According to former Dean, Dr. Jane Romatowski, the Child Development Center is recognized as a model center, the highest recognition possible from the National Association for the Education of Young Children. The Child Development Center maintains its accreditation and is seen as a model for those wishing to establish care giving centers. The Child Development Center is guided by the Reggio Emilia
philosophy of teaching which emphasizes respect for children as learners and their competency. Children are involved in long-term projects often documented with photography. It is an immersion program that follows the child’s interests and has proven to be effective over many years. According to Dr. Karen Paciorek, the school has a national reputation as an outstanding facility to observe the Reggio Emilia philosophy of early childhood education in action. “Dr. Trepanier-Street directs what, by many is considered the best early childhood education program in the state,” says Paciorek.

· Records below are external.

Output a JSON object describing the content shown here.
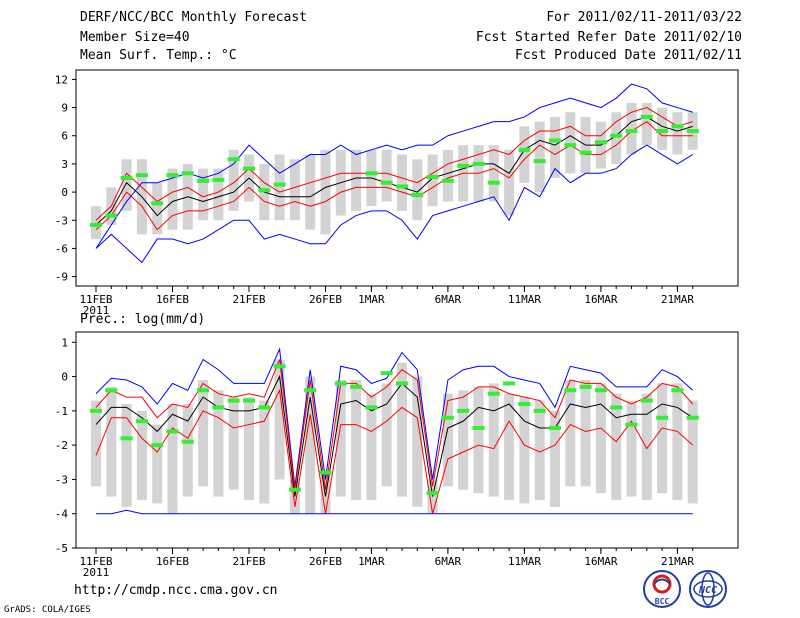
{
  "header": {
    "title": "DERF/NCC/BCC Monthly Forecast",
    "member_size": "Member Size=40",
    "variable": "Mean Surf. Temp.: °C",
    "period": "For 2011/02/11-2011/03/22",
    "fcst_started": "Fcst Started Refer Date 2011/02/10",
    "fcst_produced": "Fcst Produced Date 2011/02/11"
  },
  "footer": {
    "url": "http://cmdp.ncc.cma.gov.cn",
    "grads": "GrADS: COLA/IGES",
    "logo_bcc": "BCC",
    "logo_ncc": "NCC"
  },
  "colors": {
    "box": "#d3d3d3",
    "envelope": "#0000ff",
    "quartile": "#ff0000",
    "mean": "#000000",
    "obs": "#33ee33"
  },
  "chart_data": [
    {
      "type": "line",
      "title": "Mean Surf. Temp.: °C",
      "x": [
        "11FEB",
        "12FEB",
        "13FEB",
        "14FEB",
        "15FEB",
        "16FEB",
        "17FEB",
        "18FEB",
        "19FEB",
        "20FEB",
        "21FEB",
        "22FEB",
        "23FEB",
        "24FEB",
        "25FEB",
        "26FEB",
        "27FEB",
        "28FEB",
        "1MAR",
        "2MAR",
        "3MAR",
        "4MAR",
        "5MAR",
        "6MAR",
        "7MAR",
        "8MAR",
        "9MAR",
        "10MAR",
        "11MAR",
        "12MAR",
        "13MAR",
        "14MAR",
        "15MAR",
        "16MAR",
        "17MAR",
        "18MAR",
        "19MAR",
        "20MAR",
        "21MAR",
        "22MAR"
      ],
      "xtick_labels": [
        "11FEB",
        "16FEB",
        "21FEB",
        "26FEB",
        "1MAR",
        "6MAR",
        "11MAR",
        "16MAR",
        "21MAR"
      ],
      "xtick_year": "2011",
      "ylim": [
        -10,
        13
      ],
      "yticks": [
        -9,
        -6,
        -3,
        0,
        3,
        6,
        9,
        12
      ],
      "series": [
        {
          "name": "max",
          "values": [
            -6,
            -3.5,
            -1,
            1,
            1,
            1.5,
            2,
            1.5,
            2,
            3,
            5,
            3.5,
            2,
            3,
            4,
            4,
            5,
            4,
            4.5,
            5,
            4.5,
            5,
            5,
            6,
            6.5,
            7,
            7.5,
            7.5,
            8,
            9,
            9.5,
            10,
            9.5,
            9,
            10,
            11.5,
            11,
            9.5,
            9,
            8.5
          ]
        },
        {
          "name": "min",
          "values": [
            -6,
            -4.5,
            -6,
            -7.5,
            -5,
            -5,
            -5.5,
            -5,
            -4,
            -3,
            -3,
            -5,
            -4.5,
            -5,
            -5.5,
            -5.5,
            -3.5,
            -2.5,
            -2,
            -2,
            -3,
            -5,
            -2.5,
            -2,
            -1.5,
            -1,
            -0.5,
            -3,
            0.5,
            -0.5,
            2.5,
            1,
            2,
            2,
            2.5,
            4,
            5,
            4,
            3,
            4
          ]
        },
        {
          "name": "upper_quartile",
          "values": [
            -3,
            -1.5,
            2,
            0.5,
            -1,
            0,
            0.5,
            -0.5,
            0,
            1,
            2.5,
            1,
            0,
            0.5,
            1,
            1.5,
            2,
            2,
            2,
            2,
            1.5,
            1,
            2,
            3,
            3.5,
            4,
            4.5,
            4,
            5.5,
            6.5,
            6.5,
            7,
            6,
            6,
            7.5,
            8.5,
            9,
            8,
            7,
            7.5
          ]
        },
        {
          "name": "lower_quartile",
          "values": [
            -4,
            -2.5,
            0,
            -1.5,
            -4,
            -2.5,
            -2,
            -2,
            -1.5,
            -1,
            0.5,
            -1,
            -1.5,
            -1,
            -1.5,
            -1,
            0,
            0.5,
            0.5,
            0.5,
            0,
            -0.5,
            0.5,
            1.5,
            2,
            2,
            2.5,
            1.5,
            3.5,
            5,
            4,
            5,
            4,
            4,
            5,
            6.5,
            7.5,
            6,
            6,
            6
          ]
        },
        {
          "name": "ensemble_mean",
          "values": [
            -3.5,
            -2,
            1,
            -0.5,
            -2.5,
            -1,
            -0.5,
            -1,
            -0.5,
            0,
            1.5,
            0,
            -0.5,
            -0.5,
            -0.5,
            0.5,
            1,
            1.5,
            1.5,
            1,
            0.5,
            0,
            1.5,
            2,
            2.5,
            3,
            3,
            2,
            4.5,
            5.5,
            5,
            6,
            5,
            5,
            6,
            7.5,
            8,
            7,
            6.5,
            7
          ]
        },
        {
          "name": "obs_marker",
          "values": [
            -3.5,
            -2.5,
            1.5,
            1.8,
            -1.2,
            1.8,
            2,
            1.2,
            1.3,
            3.5,
            2.5,
            0.2,
            0.8,
            null,
            null,
            null,
            null,
            null,
            2,
            1,
            0.6,
            -0.3,
            1.6,
            1.2,
            2.8,
            3,
            1,
            null,
            4.5,
            3.3,
            5.5,
            5,
            4.2,
            5.3,
            6,
            6.5,
            8,
            6.5,
            7,
            6.5
          ]
        }
      ],
      "box_q_low": [
        -5,
        -3.5,
        -2,
        -4.5,
        -4.5,
        -4,
        -4,
        -3,
        -3,
        -2,
        -1,
        -3,
        -3,
        -3,
        -4,
        -4.5,
        -2.5,
        -2,
        -1.5,
        -1,
        -2,
        -3,
        -1.5,
        -1,
        -1,
        -1,
        -1,
        -2.5,
        1,
        0,
        1.5,
        2,
        2,
        2.5,
        3,
        4,
        5,
        4.5,
        4,
        4.5
      ],
      "box_q_high": [
        -1.5,
        0.5,
        3.5,
        3.5,
        1,
        2.5,
        3,
        2.5,
        2.5,
        4.5,
        4,
        3,
        4,
        3.5,
        4,
        4.5,
        4.5,
        4.5,
        4.5,
        4.5,
        4,
        3.5,
        4,
        4.5,
        5,
        5,
        5,
        4.5,
        7,
        7.5,
        8,
        8.5,
        8,
        7.5,
        8.5,
        9.5,
        9.5,
        9,
        8.5,
        8.5
      ]
    },
    {
      "type": "line",
      "title": "Prec.: log(mm/d)",
      "x": [
        "11FEB",
        "12FEB",
        "13FEB",
        "14FEB",
        "15FEB",
        "16FEB",
        "17FEB",
        "18FEB",
        "19FEB",
        "20FEB",
        "21FEB",
        "22FEB",
        "23FEB",
        "24FEB",
        "25FEB",
        "26FEB",
        "27FEB",
        "28FEB",
        "1MAR",
        "2MAR",
        "3MAR",
        "4MAR",
        "5MAR",
        "6MAR",
        "7MAR",
        "8MAR",
        "9MAR",
        "10MAR",
        "11MAR",
        "12MAR",
        "13MAR",
        "14MAR",
        "15MAR",
        "16MAR",
        "17MAR",
        "18MAR",
        "19MAR",
        "20MAR",
        "21MAR",
        "22MAR"
      ],
      "xtick_labels": [
        "11FEB",
        "16FEB",
        "21FEB",
        "26FEB",
        "1MAR",
        "6MAR",
        "11MAR",
        "16MAR",
        "21MAR"
      ],
      "xtick_year": "2011",
      "ylim": [
        -5,
        1.3
      ],
      "yticks": [
        -5,
        -4,
        -3,
        -2,
        -1,
        0,
        1
      ],
      "series": [
        {
          "name": "max",
          "values": [
            -0.5,
            -0.05,
            -0.1,
            -0.3,
            -0.8,
            -0.2,
            -0.4,
            0.5,
            0.2,
            -0.2,
            -0.2,
            -0.2,
            0.8,
            -3.2,
            0.2,
            -3,
            0.3,
            0.2,
            -0.2,
            -0.05,
            0.7,
            0.2,
            -3,
            -0.1,
            0.2,
            0.3,
            0.3,
            0,
            -0.1,
            -0.2,
            -0.9,
            0.3,
            0.2,
            0.1,
            -0.3,
            -0.3,
            -0.3,
            0.2,
            0,
            -0.4
          ]
        },
        {
          "name": "min",
          "values": [
            -4,
            -4,
            -3.9,
            -4,
            -4,
            -4,
            -4,
            -4,
            -4,
            -4,
            -4,
            -4,
            -4,
            -4,
            -4,
            -4,
            -4,
            -4,
            -4,
            -4,
            -4,
            -4,
            -4,
            -4,
            -4,
            -4,
            -4,
            -4,
            -4,
            -4,
            -4,
            -4,
            -4,
            -4,
            -4,
            -4,
            -4,
            -4,
            -4,
            -4
          ]
        },
        {
          "name": "upper_quartile",
          "values": [
            -0.9,
            -0.4,
            -0.6,
            -0.6,
            -1.2,
            -0.8,
            -0.9,
            -0.2,
            -0.5,
            -0.6,
            -0.5,
            -0.6,
            0.5,
            -3.3,
            -0.1,
            -3.3,
            -0.2,
            -0.2,
            -0.6,
            -0.3,
            0.2,
            -0.1,
            -3.2,
            -0.7,
            -0.6,
            -0.3,
            -0.3,
            -0.5,
            -0.6,
            -0.7,
            -1.2,
            -0.1,
            -0.2,
            -0.2,
            -0.6,
            -0.8,
            -0.6,
            -0.2,
            -0.3,
            -0.8
          ]
        },
        {
          "name": "lower_quartile",
          "values": [
            -2.3,
            -1.2,
            -1.2,
            -1.8,
            -2.2,
            -1.5,
            -1.8,
            -1.0,
            -1.2,
            -1.5,
            -1.4,
            -1.3,
            -0.4,
            -3.8,
            -1.1,
            -4,
            -1.4,
            -1.4,
            -1.6,
            -1.3,
            -0.9,
            -1.2,
            -4,
            -2.4,
            -2.2,
            -2.0,
            -2.1,
            -1.3,
            -2.0,
            -2.2,
            -2.0,
            -1.4,
            -1.6,
            -1.5,
            -1.9,
            -1.3,
            -2.1,
            -1.5,
            -1.6,
            -2.0
          ]
        },
        {
          "name": "ensemble_mean",
          "values": [
            -1.4,
            -0.9,
            -0.9,
            -1.2,
            -1.6,
            -1.1,
            -1.3,
            -0.6,
            -0.9,
            -1.0,
            -1.0,
            -0.9,
            0,
            -3.5,
            -0.6,
            -3.5,
            -0.8,
            -0.7,
            -1.0,
            -0.8,
            -0.2,
            -0.6,
            -3.5,
            -1.5,
            -1.3,
            -0.9,
            -1.0,
            -0.8,
            -1.3,
            -1.5,
            -1.5,
            -0.8,
            -0.9,
            -0.8,
            -1.2,
            -1.1,
            -1.1,
            -0.8,
            -0.9,
            -1.2
          ]
        },
        {
          "name": "obs_marker",
          "values": [
            -1,
            -0.4,
            -1.8,
            -1.3,
            -2,
            -1.6,
            -1.9,
            -0.4,
            -0.9,
            -0.7,
            -0.7,
            -0.9,
            0.3,
            -3.3,
            -0.4,
            -2.8,
            -0.2,
            -0.3,
            -0.9,
            0.1,
            -0.2,
            null,
            -3.4,
            -1.2,
            -1,
            -1.5,
            -0.5,
            -0.2,
            -0.8,
            -1,
            -1.5,
            -0.4,
            -0.3,
            -0.4,
            -0.9,
            -1.4,
            -0.7,
            -1.2,
            -0.4,
            -1.2
          ]
        }
      ],
      "box_q_low": [
        -3.2,
        -3.5,
        -3.8,
        -3.6,
        -3.7,
        -4,
        -3.5,
        -3.2,
        -3.5,
        -3.3,
        -3.6,
        -3.7,
        -3,
        -4,
        -4,
        -4,
        -3.5,
        -3.6,
        -3.6,
        -3.2,
        -3.5,
        -3.8,
        -4,
        -3.2,
        -3.3,
        -3.4,
        -3.5,
        -3.6,
        -3.7,
        -3.6,
        -3.8,
        -3.2,
        -3.2,
        -3.4,
        -3.6,
        -3.5,
        -3.6,
        -3.4,
        -3.6,
        -3.7
      ],
      "box_q_high": [
        -0.7,
        -0.3,
        -0.8,
        -1.0,
        -1.4,
        -0.8,
        -0.8,
        -0.1,
        -0.4,
        -0.6,
        -0.6,
        -0.7,
        0.5,
        -3.0,
        0,
        -2.8,
        -0.1,
        -0.1,
        -0.5,
        -0.2,
        0.4,
        0,
        -3.0,
        -0.5,
        -0.4,
        -0.3,
        -0.2,
        -0.5,
        -0.6,
        -0.7,
        -1.0,
        -0.1,
        -0.1,
        -0.2,
        -0.5,
        -0.7,
        -0.5,
        -0.2,
        -0.2,
        -0.7
      ]
    }
  ]
}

In addition to her work on campus, Mary has been an advocate for early childhood education as a critical requirement for teacher certification. She has collaborated with representatives from other colleges and universities to lobby the issue.

She has authored and co-authored over forty published articles, book chapters and abstracts on many aspects of teacher education, child development and the education of children with special needs, as well as other facets of her profession. She loves research which is reflected in titles documenting her research experiences.

Sister Marie Hopkins, IHM, Professor Emeritus, Marygrove College, writes, “Not only does Dr. Trepanier-Street publish, she is a popular lecturer who is in demand for topics ranging from ‘Personal and Professional Growth of College Mentors of Young Children,’ and ‘Encouraging a Generation of Peacekeepers’ to ‘How Do Children Represent Their Thinking?’ Titles of her publications and her lectures show her desire to foster compassion in others. She must first possess it in order to promote it.”

Mary has held leadership positions in many professional organizations. She has also been appointed to advisory boards such as the Dearborn Public Schools. The Michigan Early Childhood Education Consortium thrived during Mary’s presidency, according to many of Mary’s colleagues.

Marygrove was a legacy for Mary because her mother, Mary Morgan, graduated from the College in 1947. Mary remembers Marygrove College, “I received such an excellent education there, a wonderful base for my further studies in teacher education. I was educated by bright, progressive thinking women.”